If no one’s around to see me do it, I blame faceless entities and say words I shouldn’t. As often as not, the item that dropped gets kicked, stomped or otherwise mistreated by my feet. For a few seconds, I’m convinced the object has consciousness and wants to aggravate me, so I take my revenge in a way I never could with a person.

In other words, I behave like a child. No, wait, that’s not true, because when such things happen to my 4-year-old, she says “Whoa” or “Oopsie,” picks up the item and moves on. It’s more accurate to say I behave like a jerk.

A part of me would love to call my little girls the source of chaos in our home, but they’re not. In fact, they’re pretty predictable. They’re just not doing things exactly the way I want them to.

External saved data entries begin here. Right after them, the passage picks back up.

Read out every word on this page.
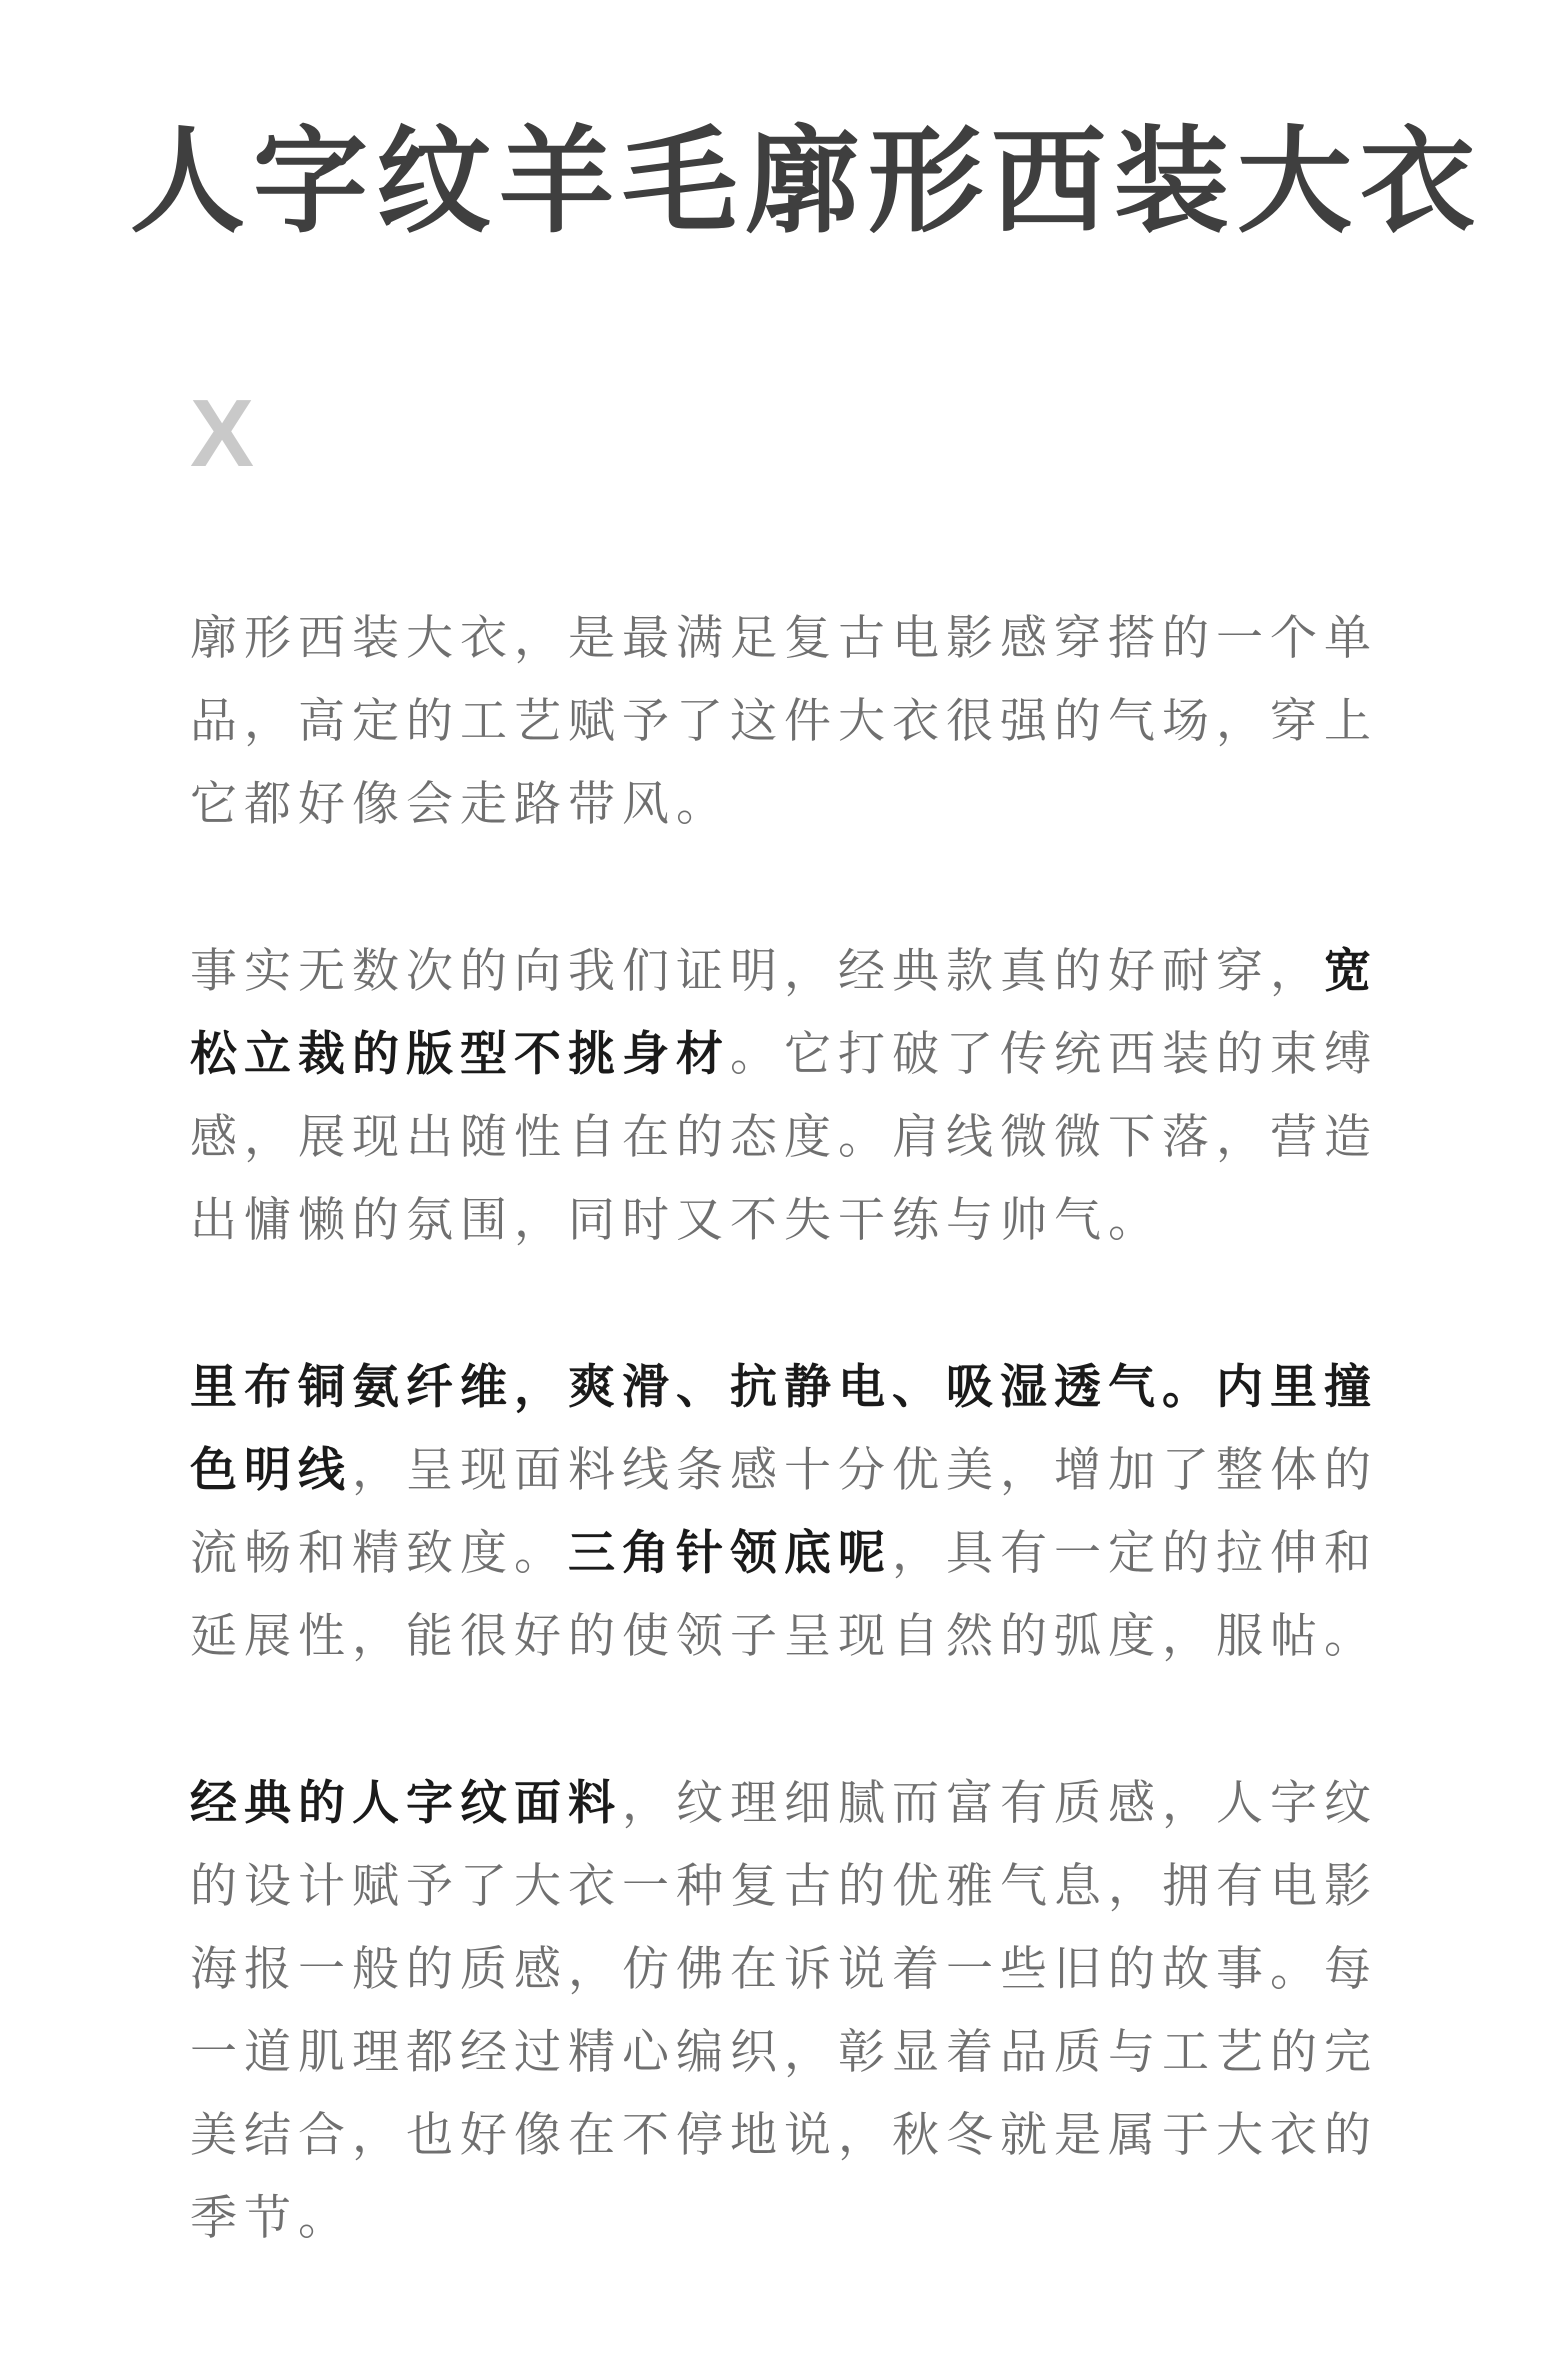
人字纹羊毛廓形西装大衣
X

廓形西装大衣，是最满足复古电影感穿搭的一个单品，高定的工艺赋予了这件大衣很强的气场，穿上它都好像会走路带风。

事实无数次的向我们证明，经典款真的好耐穿，宽松立裁的版型不挑身材。它打破了传统西装的束缚感，展现出随性自在的态度。肩线微微下落，营造出慵懒的氛围，同时又不失干练与帅气。

里布铜氨纤维，爽滑、抗静电、吸湿透气。内里撞色明线，呈现面料线条感十分优美，增加了整体的流畅和精致度。三角针领底呢，具有一定的拉伸和延展性，能很好的使领子呈现自然的弧度，服帖。

经典的人字纹面料，纹理细腻而富有质感，人字纹的设计赋予了大衣一种复古的优雅气息，拥有电影海报一般的质感，仿佛在诉说着一些旧的故事。每一道肌理都经过精心编织，彰显着品质与工艺的完美结合，也好像在不停地说，秋冬就是属于大衣的季节。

The baby books tell me infants will start sleeping through the night after a few months, and so every night for the last year I’ve gone to bed certain that our toddler will “sleep like a baby.” There’s gotta be some reason for the cliché, right? Except every night, our baby girl wakes up at least twice and demands attention.

Every night she does this, and every night I go to bed presuming she won’t.

Our 4-year-old is an aspiring artist. She works with paints, construction paper, glitter, coins, ribbon … no one can guess where her artistic vision will guide her next, but it’s a sure thing it will take her somewhere, and it will involve scissors and glue.

Every day she asks for the tools she needs to create her works, and every day the rejected bits of her efforts scatter on the kitchen table, her desk and other surfaces. She picks up what she can, but it spreads almost as fast as the hair our dog sheds around the house.

The blunt fact is, I am the source of chaos in our home. Being totally unwilling to deal with the predictable uproar that comes with having two small children, I’ve thrown basic organization right out the window.

If I’m the one to empty the dishwasher or straighten up a room, instead of placing things where they belong, I shove them all over creation. My only rule is to make sure plastic ends up on top of glass.

Laundry? Sure, I’m willing to do it. I’m even willing to fold it. But precarious piles atop the dressers are as close as I’ll get to putting it back into the drawers where it belongs.

Obviously, then, I shouldn’t be surprised when these things head south at the first opportunity, and if I’m going to kick anything, it ought to be me.